Je me demande parfois s'il n'y a pas un petit peu d'arnaque là dessous et je ne suis pas persuadée que changer de vêtements pour plaider soit vraiment une action forte !
J'admire énormément votre sens des responsabilités, mais je suis persuadée que si les médecins généralistes ont obtenu gain de cause c'est parce qu'ils ont purement et simplement fermé leurs cabinets.
Les médias (et donc les politiques !) ne vous écouteront que lorsqu'ils pourront dire que votre mouvement a des conséquences graves.

Plus les années passent et plus je suis perplexe de constater que cette profession attire encore tant de jeunes.

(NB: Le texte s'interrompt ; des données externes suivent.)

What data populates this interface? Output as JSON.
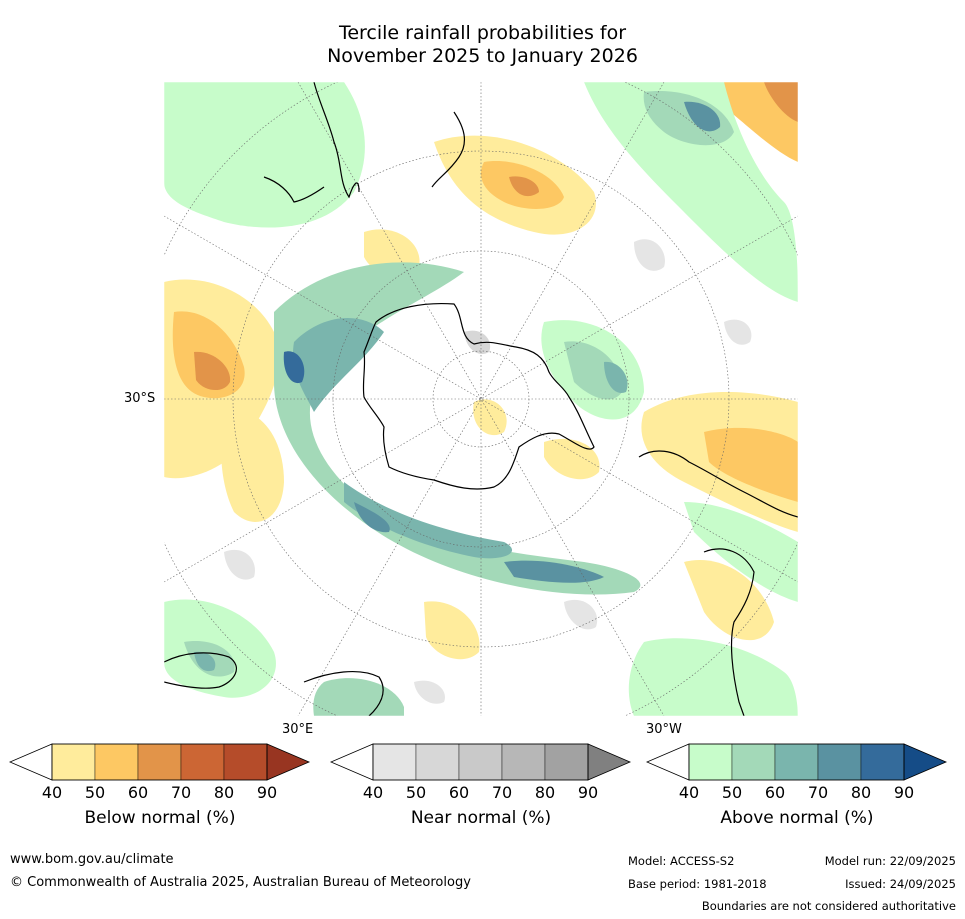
{
  "title": {
    "line1": "Tercile rainfall probabilities for",
    "line2": "November 2025 to January 2026"
  },
  "map": {
    "axis_labels": {
      "lat": "30°S",
      "lon_east": "30°E",
      "lon_west": "30°W"
    }
  },
  "legends": [
    {
      "id": "below",
      "title": "Below normal (%)",
      "ticks": [
        "40",
        "50",
        "60",
        "70",
        "80",
        "90"
      ],
      "colors": [
        "#ffffff",
        "#ffec9c",
        "#fdc863",
        "#e29449",
        "#cc6634",
        "#b54c2a",
        "#983521"
      ]
    },
    {
      "id": "near",
      "title": "Near normal (%)",
      "ticks": [
        "40",
        "50",
        "60",
        "70",
        "80",
        "90"
      ],
      "colors": [
        "#ffffff",
        "#e5e5e5",
        "#d7d7d7",
        "#c9c9c9",
        "#b7b7b7",
        "#a2a2a2",
        "#808080"
      ]
    },
    {
      "id": "above",
      "title": "Above normal (%)",
      "ticks": [
        "40",
        "50",
        "60",
        "70",
        "80",
        "90"
      ],
      "colors": [
        "#ffffff",
        "#c7fcca",
        "#a3d9b8",
        "#7ab5ad",
        "#5a92a1",
        "#346b9b",
        "#154c87"
      ]
    }
  ],
  "footer": {
    "website": "www.bom.gov.au/climate",
    "copyright": "© Commonwealth of Australia 2025, Australian Bureau of Meteorology",
    "model": "Model: ACCESS-S2",
    "base_period": "Base period: 1981-2018",
    "model_run": "Model run: 22/09/2025",
    "issued": "Issued: 24/09/2025",
    "disclaimer": "Boundaries are not considered authoritative"
  }
}
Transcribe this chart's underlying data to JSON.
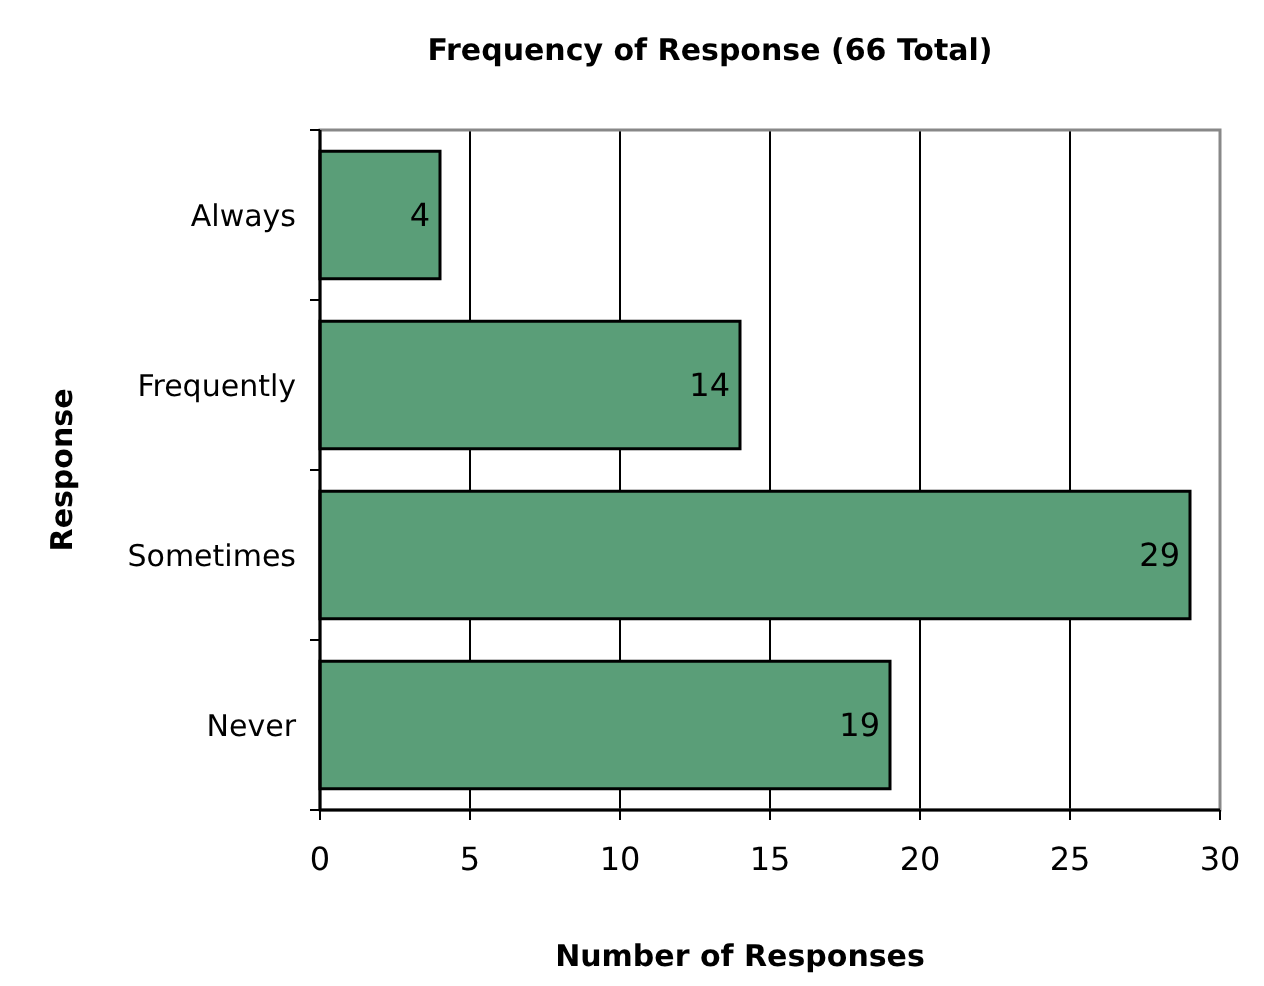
{
  "chart_data": {
    "type": "bar",
    "orientation": "horizontal",
    "title": "Frequency of Response (66 Total)",
    "xlabel": "Number of Responses",
    "ylabel": "Response",
    "categories": [
      "Always",
      "Frequently",
      "Sometimes",
      "Never"
    ],
    "values": [
      4,
      14,
      29,
      19
    ],
    "color": "#5a9e78",
    "data_labels": true,
    "xlim": [
      0,
      30
    ],
    "xticks": [
      0,
      5,
      10,
      15,
      20,
      25,
      30
    ],
    "grid": "x"
  }
}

Merci pour votre blog et votre attention.
Valérie




72. Le samedi 25 novembre 2006 à 17:36 par ravalementdefaçade

Vous pouvez toujours brûler une ou deux voitures cette méthode a fait ses preuves .
(aux alentours du palais de justice bien sûr)

73. Le lundi 11 décembre 2006 à 12:05 par praetor

Vous avez raison de souligner la difficulté à trouver un mode d'action qui ne prenne en otage ni le justiciable, ni l'avocat.

Les magistrats éprouvent la même difficulté.